I spend an hour in the morning sitting in a café wearing brown corduroy, trying to be a writer. I get as far as a chapter outline for the next book – with lost of dots and ellipses indicating the points at which I haven’t got the slightest idea what’s going to happen.
But then real life intervenes, and I spend the rest of the day lugging drawing boards around the interior design department at Edinburgh College of art, in preparation for the arrival of the students on Wednesday. I bet that Sir Roy Strong doesn’t have to do this, I grumble to myself, as I apply Mr Muscle to the fifty second board.
Actually, its deeply satisfying, and very relaxing, after two weeks of an international workshop – 45 students from Germany, Turkey, Finland, India, and Switzerland, locked inot a youth hostel in the Old Town at the end of the Edinburgh Festival, and told to get on with designing something– anything – limited only by its duration. We got some wonderful answers: the five minute group devised and performed a flashmob, hanging masses of umbrellas off a bridge, and stopping the traffic .
The five second group devised a very poetic moment: five seconds of absolute silence, granted to one person, and one person alone, at the opening event for the Fringe. The five months group proposed flooding the entire city to see what happened, while the five millennia group walked around asking people what message they would leave for people five thousand years in the future. ‘Keep your legs warm and your head cold’ was my favourite answer.

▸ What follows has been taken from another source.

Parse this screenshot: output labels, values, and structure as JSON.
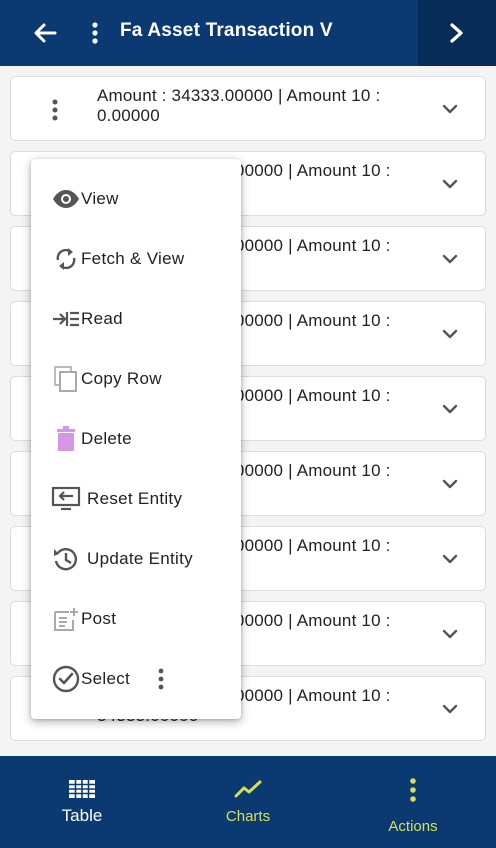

It was a wonderful workshop, and you can check out all the videos they made of their work on youtube: IMIAD Workshop Edinburgh 2009. It was an entirely experimental, theoretical project – but it was a lovely exploration of how our built environment changes over time.
But I’m glad it’s over, and life is back to normal, Tomorrow, I spend an hour next to the photocopier, churning out handouts for the start of the new year. I guess it’s a literary production of sorts.